A channel is open until you close it. You can actively close it by calling close() with the channel as an input parameter:

close(ch)

However, when we close a channel, we need to test for it. If we attempt to receive a value from a closed channel, it will cause a crash. To test whether the channel is open or not, we can use the select we just wrote:

  select {
  case x, ok := <-ch:
   if ok {
    fmt.Println(x)
   } else {
     break // channel is closed
   }
  }

The value of ok is now false.

To apply the concept of closing a channel, we add close() to produceResults() and we have our for loop run one more time than there's values, like so:

package main

import (
 "fmt"
)

func produceResults(ch chan int) {
 ch <- 1
 ch <- 2
 // ch <- 3
 close(ch)
}

func main() {
 ch := make(chan int)
 go produceResults(ch)
 // time.Sleep(1 * time.Second)

 for i := 0; i < 3; i++ {
  select {
  case x, ok := <-ch:
   if ok {
    fmt.Println(x)
   } else {
    fmt.Println("channel closed")
   }
  }
 }
}

The output of running said code is:

1
2
channel closed

We can see how the else clause is matched on the third iteration.

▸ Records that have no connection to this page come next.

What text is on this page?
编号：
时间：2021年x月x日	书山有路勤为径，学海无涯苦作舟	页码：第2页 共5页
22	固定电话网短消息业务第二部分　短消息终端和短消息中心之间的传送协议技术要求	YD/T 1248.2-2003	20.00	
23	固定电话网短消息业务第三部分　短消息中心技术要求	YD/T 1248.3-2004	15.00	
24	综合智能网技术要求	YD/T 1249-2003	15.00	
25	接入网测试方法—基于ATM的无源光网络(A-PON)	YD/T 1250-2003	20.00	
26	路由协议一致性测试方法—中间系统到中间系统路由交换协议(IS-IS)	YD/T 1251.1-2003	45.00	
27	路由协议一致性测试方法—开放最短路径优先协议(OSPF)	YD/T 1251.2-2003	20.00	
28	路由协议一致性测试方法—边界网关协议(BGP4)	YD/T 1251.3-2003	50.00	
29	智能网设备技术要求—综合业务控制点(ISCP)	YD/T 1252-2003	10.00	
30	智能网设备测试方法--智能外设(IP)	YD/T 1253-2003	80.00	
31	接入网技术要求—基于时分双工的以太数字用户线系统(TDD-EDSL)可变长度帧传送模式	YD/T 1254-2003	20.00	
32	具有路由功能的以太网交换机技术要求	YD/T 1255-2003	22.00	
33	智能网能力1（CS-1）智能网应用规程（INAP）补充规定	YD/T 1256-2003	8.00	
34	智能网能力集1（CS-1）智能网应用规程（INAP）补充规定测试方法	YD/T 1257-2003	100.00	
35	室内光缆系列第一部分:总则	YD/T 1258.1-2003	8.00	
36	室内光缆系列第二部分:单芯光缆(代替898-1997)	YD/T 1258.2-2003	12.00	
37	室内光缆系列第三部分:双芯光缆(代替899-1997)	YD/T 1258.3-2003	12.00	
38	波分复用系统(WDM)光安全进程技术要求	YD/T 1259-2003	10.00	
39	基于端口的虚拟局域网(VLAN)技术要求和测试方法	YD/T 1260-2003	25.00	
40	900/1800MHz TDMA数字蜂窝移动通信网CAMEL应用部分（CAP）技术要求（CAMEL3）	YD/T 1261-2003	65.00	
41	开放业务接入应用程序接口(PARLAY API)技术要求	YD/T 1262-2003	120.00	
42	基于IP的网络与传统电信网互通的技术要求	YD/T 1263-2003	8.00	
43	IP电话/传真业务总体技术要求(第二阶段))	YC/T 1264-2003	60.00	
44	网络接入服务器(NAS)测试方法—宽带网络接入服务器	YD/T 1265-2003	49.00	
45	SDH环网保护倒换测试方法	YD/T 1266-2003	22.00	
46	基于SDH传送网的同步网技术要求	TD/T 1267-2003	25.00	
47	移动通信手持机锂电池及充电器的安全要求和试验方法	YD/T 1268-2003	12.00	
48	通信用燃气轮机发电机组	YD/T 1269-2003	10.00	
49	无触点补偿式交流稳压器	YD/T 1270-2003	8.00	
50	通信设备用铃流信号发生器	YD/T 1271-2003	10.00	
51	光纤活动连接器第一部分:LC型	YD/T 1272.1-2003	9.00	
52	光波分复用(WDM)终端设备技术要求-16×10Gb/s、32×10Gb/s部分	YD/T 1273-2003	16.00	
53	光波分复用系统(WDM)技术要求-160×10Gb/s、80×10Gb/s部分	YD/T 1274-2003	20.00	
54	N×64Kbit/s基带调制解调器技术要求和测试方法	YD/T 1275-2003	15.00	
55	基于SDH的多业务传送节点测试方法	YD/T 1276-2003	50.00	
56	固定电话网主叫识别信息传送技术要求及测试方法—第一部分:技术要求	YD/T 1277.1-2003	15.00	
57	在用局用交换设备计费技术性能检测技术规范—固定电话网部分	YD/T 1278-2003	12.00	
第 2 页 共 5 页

Now, we might have more long running tasks, at which point we need to sit and wait until the channel tells us it closed. Here's code to handle that:

label:
 for {
  select {
  case x, ok := <-ch:
   if ok {
    fmt.Println(x)
   } else {
    fmt.Println("channel closed")
    break label
   }
  }
 }

What's happening here is that we set up a for loop that runs forever, until closed. To ensure we break out of the for loop and not just the select, we add label:

TODO, you can use range over the channel as well.

Assignment - SearchFiles() with channels

Let's take all our learning and add channels to the program we wrote containing a file searcher.

Challenge

Solution

package main

import (
 "io/ioutil"
 "log"
 "path/filepath"
)

func SearchFiles(dir string, lookFor string, ch chan string) {
 log.Println("[SEARCHING] ", dir)
 files, err := ioutil.ReadDir(dir)
 if err != nil {
  log.Fatal(err)
 }

 for _, file := range files {
  log.Println(dir+file.Name(), file.IsDir())
  if file.Name() == lookFor {
   ch <- "[FOUND] " + filepath.Join(dir, file.Name())
   return
  }
 }
 ch <- "[NOT FOUND] " + dir
}

func main() {
 ch := make(chan string)

 go SearchFiles("./test/", "test2.txt", ch)
 go SearchFiles("./other/", "test2.txt", ch)

 var res = ""
 for i := 0; i < 2; i++ {
  res = <-ch
  log.Println(res)
 }
}